Kiedy wracamy z powrotem w mojej głowie szaleje tornado myśli. Justin całuje mnie w usta jak tylko siadam obok niego, chwyta moją dłoń i splata nasze palce. Dorothy jest zachwycona tym widokiem, a ja przerażona kierunkiem, dokąd to wszystko zmierza. Najgorsze jest to, że jak najszybciej powinnam się z tego wymiksować, odejść, póki mam jeszcze czas. I chociaż boli mnie myśl o zostawieniu Justina, który z dnia na dzień stał mi się bliski, nie mam innego wyjścia. Ta bajeczka z zaręczynami, ślubem miała być jedynie ściemą, a nagle stała się poważnym planem na przyszłość, na który nie jestem gotowa.

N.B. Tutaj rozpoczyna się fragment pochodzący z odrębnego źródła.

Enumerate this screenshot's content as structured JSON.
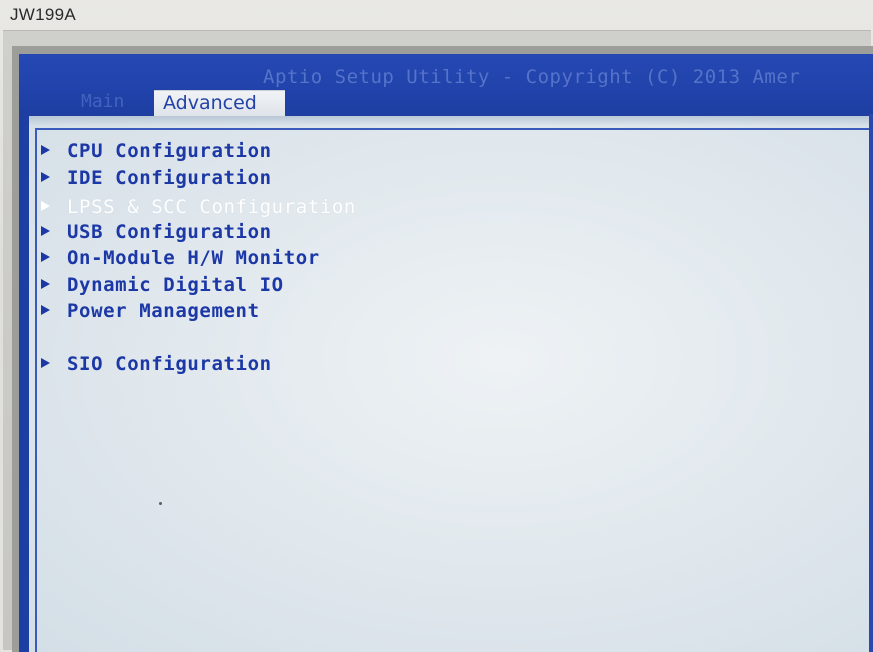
{
  "bezel": {
    "device_label": "JW199A"
  },
  "header": {
    "title": "Aptio Setup Utility - Copyright (C) 2013 Amer",
    "version_text": "",
    "tabs": [
      {
        "label": "Main",
        "active": false
      },
      {
        "label": "Advanced",
        "active": true
      }
    ]
  },
  "menu": {
    "items": [
      {
        "label": "CPU Configuration",
        "dimmed": false
      },
      {
        "label": "IDE Configuration",
        "dimmed": false
      },
      {
        "label": "LPSS & SCC Configuration",
        "dimmed": true
      },
      {
        "label": "USB Configuration",
        "dimmed": false
      },
      {
        "label": "On-Module H/W Monitor",
        "dimmed": false
      },
      {
        "label": "Dynamic Digital IO",
        "dimmed": false
      },
      {
        "label": "Power Management",
        "dimmed": false
      },
      {
        "label": "SIO Configuration",
        "dimmed": false
      }
    ]
  },
  "colors": {
    "screen_blue": "#1d3fa3",
    "menu_text": "#1c38a6",
    "dimmed_text": "#ffffff",
    "panel_bg": "#e2e9ee"
  }
}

Oczywiście suknia Dorothy była staroświecka, z ogromem koronek, fiszbin i tiulów. Powiedziała mi, że brała ślub ponad trzydzieści pięć lat temu, ale widać gołym okiem, że suknia musiała być robiona na zamówienie i jak na tamte czasy, kosztować majątek. Przez cały czas próbowałam dojść do tego, czym zajmował się jej mąż. Handlował narkotykami, czy może czymś zupełnie innym? To musiało być coś naprawdę ważnego, bo ich dom był ogromny, luksusowy, a Dorothy była kobietą, która zabiła człowieka. Robiło się ciekawie.


Justin pomaga mi założyć płaszczyk przy okazji przelotnie całując w czubek głowy. Żegnamy się z jego mamą, która jak zwykle ściska nas, całuje i zaprasza na niedzielny obiad, na który za chuja nie przyjdę. Nie ma opcji, że ponownie przekroczę próg jej domu. I mam w dupie, co powie Jay, niech się pieprzy i nie wpycha mnie w gówno, w którym nie mam zamiaru się babrać. I tak przekroczył już wszelkie granice!
- Jedźcie ostrożnie. Zadzwonię, syneczku - odprowadza nas do drzwi, a kiedy Justin otwiera je, po drugiej stronie dostrzegam kobietę. Wysoką, szczupłą, piękną jak sam anioł blondynkę - Och, Katherina! - Dorothy krzyczy radośnie, kiwa dłonią aby weszła do środka i natychmiast chowa ją w swoich ramionach - Kiedy przyjechałaś, kochanie? - krzywię się na słowo "kochanie". Każdą kobietę tak nazywa? Obrzydliwe.
- Zaledwie godzinę temu. Pojechałam do domu, odstawiłam walizki i chciałam cię zobaczyć. Tęskniłam.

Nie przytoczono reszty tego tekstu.